**½/**** Image A Sound A Extras A+
starring Thora Birch, Scarlett Johansson, Brad Renfro, Steve Buscemi
written by Daniel Clowes & Terry Zwigoff, based on the comic book by Clowes
directed by Terry Zwigoff
by Sydney Wegner Say “privilege” in 2017 and you will inevitably trigger an allergic reaction, particularly if you precede it with the word “white.” “Privilege” feels inflammatory and overused, a casualty of the movement for basic human decency snidely referred to as “PC culture.” For those to whom it applies, it can be hard to confront and accept–especially in America, where the idea that anybody got anything by luck alone goes against everything we’ve been taught is admirable and pure. But in order to use your unjustly-granted powers for good, the knee-jerk defensiveness needs to be agonized over and dealt with. As I’ve matured, I’ve learned that you can’t grow without feeling like garbage, that the concept of learning from your mistakes often applies to learning from the ones you didn’t make intentionally.
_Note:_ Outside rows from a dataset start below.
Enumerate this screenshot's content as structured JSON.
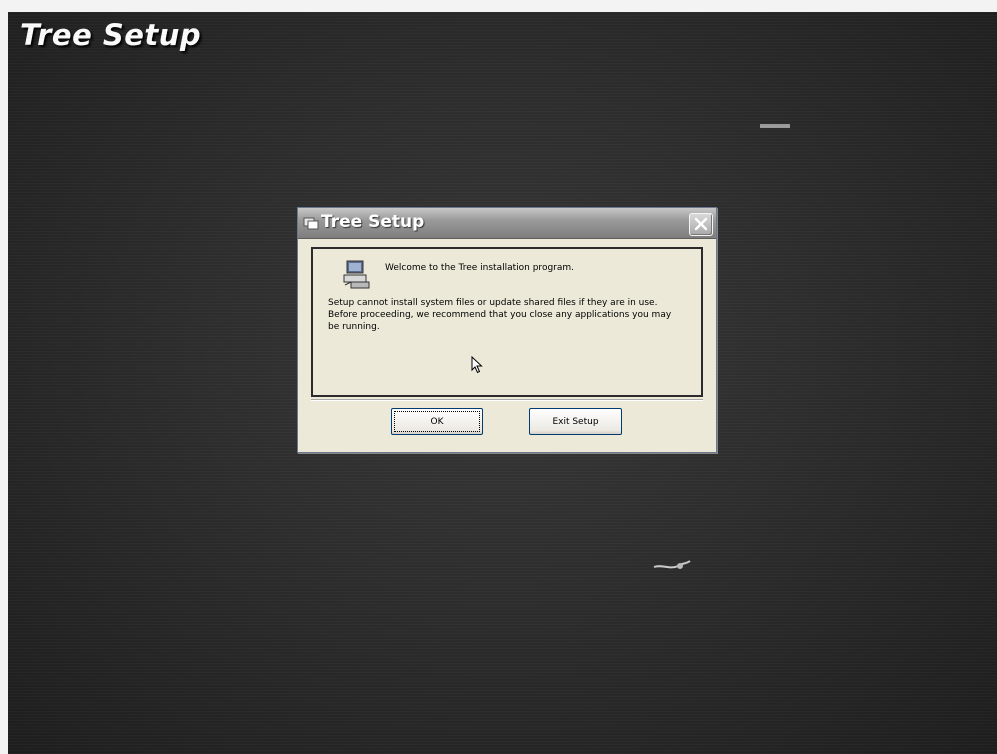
{
  "installer_title": "Tree Setup",
  "dialog": {
    "title": "Tree Setup",
    "welcome": "Welcome to the Tree installation program.",
    "message_lines": [
      "Setup cannot install system files or update shared files if they are in use.",
      "Before proceeding, we recommend that you close any applications you may",
      "be running."
    ],
    "buttons": {
      "ok": "OK",
      "exit": "Exit Setup"
    }
  },
  "colors": {
    "dialog_bg": "#ece9d8",
    "titlebar": "#8f8f8f",
    "backdrop": "#2b2b2b"
  },
  "icons": [
    "setup-computer-icon",
    "close-icon",
    "mouse-cursor-icon",
    "window-icon"
  ]
}
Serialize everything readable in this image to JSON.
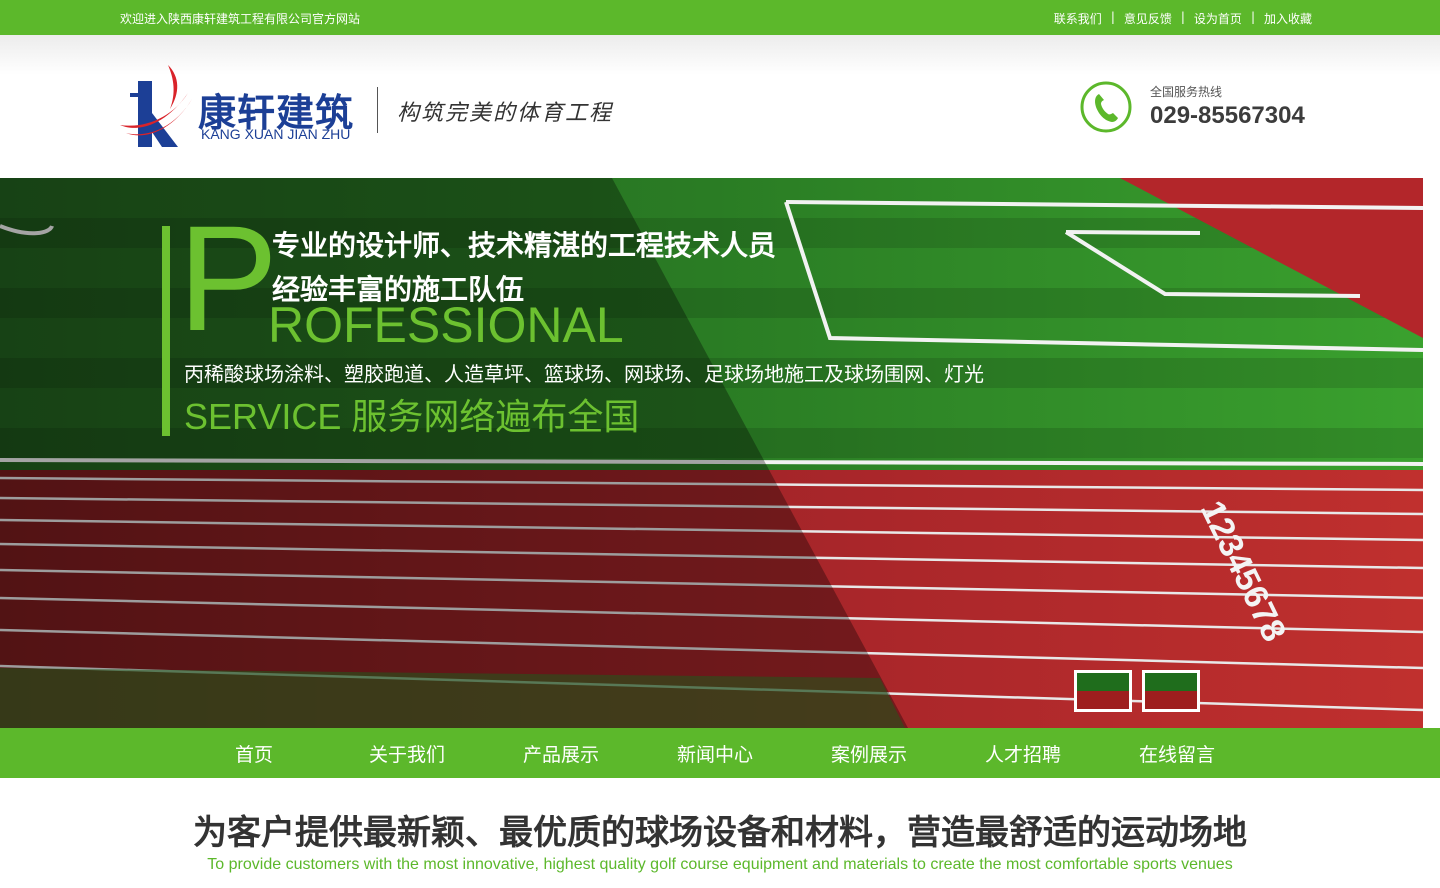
{
  "topbar": {
    "welcome": "欢迎进入陕西康轩建筑工程有限公司官方网站",
    "links": [
      "联系我们",
      "意见反馈",
      "设为首页",
      "加入收藏"
    ],
    "separator": "|"
  },
  "header": {
    "logo_cn": "康轩建筑",
    "logo_en": "KANG XUAN JIAN ZHU",
    "logo_icon": "kx-logo-icon",
    "slogan": "构筑完美的体育工程",
    "hotline_label": "全国服务热线",
    "hotline_number": "029-85567304",
    "phone_icon": "phone-icon"
  },
  "banner": {
    "headline1": "专业的设计师、技术精湛的工程技术人员",
    "headline2": "经验丰富的施工队伍",
    "big_letter": "P",
    "professional": "ROFESSIONAL",
    "products": "丙稀酸球场涂料、塑胶跑道、人造草坪、篮球场、网球场、足球场地施工及球场围网、灯光",
    "service": "SERVICE 服务网络遍布全国",
    "lane_numbers": "12345678"
  },
  "nav": {
    "items": [
      "首页",
      "关于我们",
      "产品展示",
      "新闻中心",
      "案例展示",
      "人才招聘",
      "在线留言"
    ]
  },
  "tagline": {
    "cn": "为客户提供最新颖、最优质的球场设备和材料，营造最舒适的运动场地",
    "en": "To provide customers with the most innovative, highest quality golf course equipment and materials to create the most comfortable sports venues"
  },
  "colors": {
    "brand_green": "#5cb82b",
    "accent_green": "#6cc130",
    "logo_blue": "#1c3f96",
    "track_red": "#b3262a",
    "turf_green": "#2f8a26"
  }
}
Now that being a better person seems to have become a radical political act, it’s something that is on my mind a lot.
After over fifteen years of friends telling me I had to see Ghost World, once I finally sat down to experience this mysterious phenomenon that was supposedly so perfectly “my thing,” I got pretty much what I’d expected: disillusioned girls, bitchy friendship, a rotating cast of weirdos and freaks I’d absorbed through quotes and gifs and memes and Halloween costumes. What I didn’t anticipate was an accidental manifesto on how lucky you have to be to have the luxury to be pessimistic and counterculture cool–and how much distance from the depths of humankind’s evil you have to have in order to do something as superficially simple as a provocative stunt for art class. As a teenager, disdain seemed like a powerful statement, while depression often felt like a personality trait rather than a disease. It isn’t until you grow up that you realize how much courage it takes to keep your head above water, and how privileged you have to be to disconnect from the world around you. You can’t mouth off and get fired from your job unless you have a room waiting to welcome you at your parents’ house.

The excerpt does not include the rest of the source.